Quote (ChocolateCoveredGummyBears @ Aug 27 2023 05:46pm)
yeah if that's true i'd venture to say that's easily over 100k of fg potentially. and you'd need to repay that, which you're probably not gonna do, probably can't even do financially if you wanted.
not sure why you continued to scam this community though. i understand if maybe it was a phase where you were 10 or 11 years old thinking it was fun, but constantly doing it deliberately when you're an adult is really scummy behavior. probably a deeper issue at play in your life you should look into.

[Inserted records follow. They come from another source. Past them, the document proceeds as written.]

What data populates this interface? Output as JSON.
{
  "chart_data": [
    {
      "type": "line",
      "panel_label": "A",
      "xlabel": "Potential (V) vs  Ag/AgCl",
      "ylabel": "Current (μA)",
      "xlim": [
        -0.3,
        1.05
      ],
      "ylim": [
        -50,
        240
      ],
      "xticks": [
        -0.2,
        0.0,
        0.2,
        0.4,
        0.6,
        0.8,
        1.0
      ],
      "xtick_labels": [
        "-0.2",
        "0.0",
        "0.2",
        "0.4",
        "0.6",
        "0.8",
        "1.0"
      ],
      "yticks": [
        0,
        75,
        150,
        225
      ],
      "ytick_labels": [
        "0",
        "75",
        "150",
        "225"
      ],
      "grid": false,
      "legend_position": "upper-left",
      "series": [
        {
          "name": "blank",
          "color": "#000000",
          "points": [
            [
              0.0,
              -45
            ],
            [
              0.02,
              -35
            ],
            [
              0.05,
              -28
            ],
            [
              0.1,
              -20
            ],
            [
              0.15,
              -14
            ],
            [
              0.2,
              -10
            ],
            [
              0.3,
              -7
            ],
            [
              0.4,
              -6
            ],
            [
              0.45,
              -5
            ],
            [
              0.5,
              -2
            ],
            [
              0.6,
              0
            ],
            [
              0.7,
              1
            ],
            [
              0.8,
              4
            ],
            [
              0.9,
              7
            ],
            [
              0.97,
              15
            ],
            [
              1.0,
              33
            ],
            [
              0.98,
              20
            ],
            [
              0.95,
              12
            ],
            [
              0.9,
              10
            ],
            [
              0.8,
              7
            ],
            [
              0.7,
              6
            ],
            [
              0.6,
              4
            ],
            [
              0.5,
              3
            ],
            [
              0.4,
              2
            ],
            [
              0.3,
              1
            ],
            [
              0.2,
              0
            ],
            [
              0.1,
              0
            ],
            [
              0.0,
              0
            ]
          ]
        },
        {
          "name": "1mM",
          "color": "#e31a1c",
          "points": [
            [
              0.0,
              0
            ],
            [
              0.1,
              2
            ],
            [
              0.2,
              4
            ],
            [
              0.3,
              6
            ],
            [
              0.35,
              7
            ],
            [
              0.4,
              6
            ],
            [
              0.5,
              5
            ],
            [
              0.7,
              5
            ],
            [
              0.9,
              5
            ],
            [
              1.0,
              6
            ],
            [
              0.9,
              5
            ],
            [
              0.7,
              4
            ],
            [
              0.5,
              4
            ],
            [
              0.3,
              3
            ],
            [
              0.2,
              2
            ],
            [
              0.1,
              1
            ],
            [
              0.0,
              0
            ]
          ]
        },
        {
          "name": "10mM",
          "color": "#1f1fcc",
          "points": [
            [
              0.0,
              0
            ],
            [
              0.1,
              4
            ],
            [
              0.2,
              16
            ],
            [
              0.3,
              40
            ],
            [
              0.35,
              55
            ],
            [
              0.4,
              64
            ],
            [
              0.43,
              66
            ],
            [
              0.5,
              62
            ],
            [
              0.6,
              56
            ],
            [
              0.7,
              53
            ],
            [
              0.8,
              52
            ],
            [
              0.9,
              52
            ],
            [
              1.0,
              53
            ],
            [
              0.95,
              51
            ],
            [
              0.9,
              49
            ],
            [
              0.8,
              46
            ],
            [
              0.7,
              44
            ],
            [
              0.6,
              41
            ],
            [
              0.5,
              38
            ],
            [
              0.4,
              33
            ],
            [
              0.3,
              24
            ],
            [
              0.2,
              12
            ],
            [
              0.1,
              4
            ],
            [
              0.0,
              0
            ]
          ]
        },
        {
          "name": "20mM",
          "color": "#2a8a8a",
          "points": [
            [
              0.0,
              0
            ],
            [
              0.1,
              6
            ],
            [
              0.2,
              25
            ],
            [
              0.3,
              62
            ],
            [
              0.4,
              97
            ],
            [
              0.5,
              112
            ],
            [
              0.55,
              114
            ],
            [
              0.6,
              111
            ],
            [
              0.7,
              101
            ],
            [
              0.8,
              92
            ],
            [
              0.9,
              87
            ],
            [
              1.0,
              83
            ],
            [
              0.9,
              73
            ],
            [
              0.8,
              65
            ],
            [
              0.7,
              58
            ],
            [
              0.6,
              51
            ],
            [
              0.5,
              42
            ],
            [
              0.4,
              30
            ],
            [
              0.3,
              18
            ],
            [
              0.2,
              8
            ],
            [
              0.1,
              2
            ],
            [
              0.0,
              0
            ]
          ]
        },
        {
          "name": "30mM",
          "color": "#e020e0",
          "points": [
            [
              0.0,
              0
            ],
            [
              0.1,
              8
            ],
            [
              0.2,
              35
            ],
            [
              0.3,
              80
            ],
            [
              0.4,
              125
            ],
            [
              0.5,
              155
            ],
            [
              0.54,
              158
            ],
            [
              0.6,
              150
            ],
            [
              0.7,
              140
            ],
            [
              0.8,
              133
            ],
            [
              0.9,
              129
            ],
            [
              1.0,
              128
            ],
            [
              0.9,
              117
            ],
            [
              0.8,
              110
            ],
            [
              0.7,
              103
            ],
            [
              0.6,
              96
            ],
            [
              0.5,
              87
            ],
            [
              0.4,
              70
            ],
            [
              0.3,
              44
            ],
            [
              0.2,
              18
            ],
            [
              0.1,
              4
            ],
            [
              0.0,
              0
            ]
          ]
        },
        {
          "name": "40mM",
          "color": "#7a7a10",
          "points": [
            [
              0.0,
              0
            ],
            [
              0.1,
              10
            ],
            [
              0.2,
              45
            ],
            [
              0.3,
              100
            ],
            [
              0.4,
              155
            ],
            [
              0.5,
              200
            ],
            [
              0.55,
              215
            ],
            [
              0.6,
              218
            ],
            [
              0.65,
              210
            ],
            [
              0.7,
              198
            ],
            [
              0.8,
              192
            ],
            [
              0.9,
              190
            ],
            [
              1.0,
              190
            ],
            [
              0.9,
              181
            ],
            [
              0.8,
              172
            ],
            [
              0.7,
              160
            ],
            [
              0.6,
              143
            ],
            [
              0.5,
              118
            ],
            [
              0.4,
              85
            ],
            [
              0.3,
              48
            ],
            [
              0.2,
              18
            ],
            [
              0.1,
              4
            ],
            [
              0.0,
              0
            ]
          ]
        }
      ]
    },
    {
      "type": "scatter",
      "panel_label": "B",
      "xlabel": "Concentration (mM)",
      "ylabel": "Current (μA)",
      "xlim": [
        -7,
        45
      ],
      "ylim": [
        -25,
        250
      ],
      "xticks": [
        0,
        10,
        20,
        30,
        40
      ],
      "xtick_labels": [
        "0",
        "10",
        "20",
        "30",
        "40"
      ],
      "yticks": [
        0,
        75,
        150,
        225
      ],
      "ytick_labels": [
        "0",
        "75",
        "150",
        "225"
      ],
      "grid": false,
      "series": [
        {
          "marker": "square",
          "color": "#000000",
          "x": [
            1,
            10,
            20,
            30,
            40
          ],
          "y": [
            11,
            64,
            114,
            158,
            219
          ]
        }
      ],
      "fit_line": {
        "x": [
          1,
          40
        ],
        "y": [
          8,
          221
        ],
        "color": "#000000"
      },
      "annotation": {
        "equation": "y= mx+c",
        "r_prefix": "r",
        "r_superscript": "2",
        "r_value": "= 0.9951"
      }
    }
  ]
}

Lets just go ahead and point out that it was definitely a deeper issue. Something along the lines of feeling the rush of attention, be that as it may - bad attention, was something I craved for reasons unknown to me. I was a loner of sorts, had a small amount of friends, my brothers were growing and furthering themselves from me and I just felt left behind. But there was alot of other stuff that was going on aswell, stuff that I'd rather not mention, but some of it was due to what I'd guess to be - my introduction into experimentation and growing addiction to drugs, mind you, the stuff I did steal and the stuff I was stealing at the time - wasn't sold for drugs or anything, but the drugs themselves just altered my perception of reality in such a perverse way that the stuff I was doing, that was wrong, wasn't being seen by me as something negative or wrong, or perhaps I just didn't care, honestly I can't remember which one.
I've been drug free for sometime now but battled with that addiction for over 15+years and well, just recently got clean from everything. I realize I can't go back and change my choices, but I realize now, it wasn't ever worth it -I wasted a ton of time, money and missed out on a ton of opportunities. I was immature. I decided to try and find a crutch to absolve me of my feelings, conscience and found myself disorientated more often than not.
Either way, I'm not trying to excuse my actions by being able to blame them on drug addiction but rather simply stating that the actions of my past aren't something that I'd find myself being able to condone nowadays.
However, as I've said before, If I find myself somewhere in the future financially stable enough to repay these debts, I'm hoping I'll choose to do so.
Just to clarify though, the amount of debt is probably around 100-300k fg.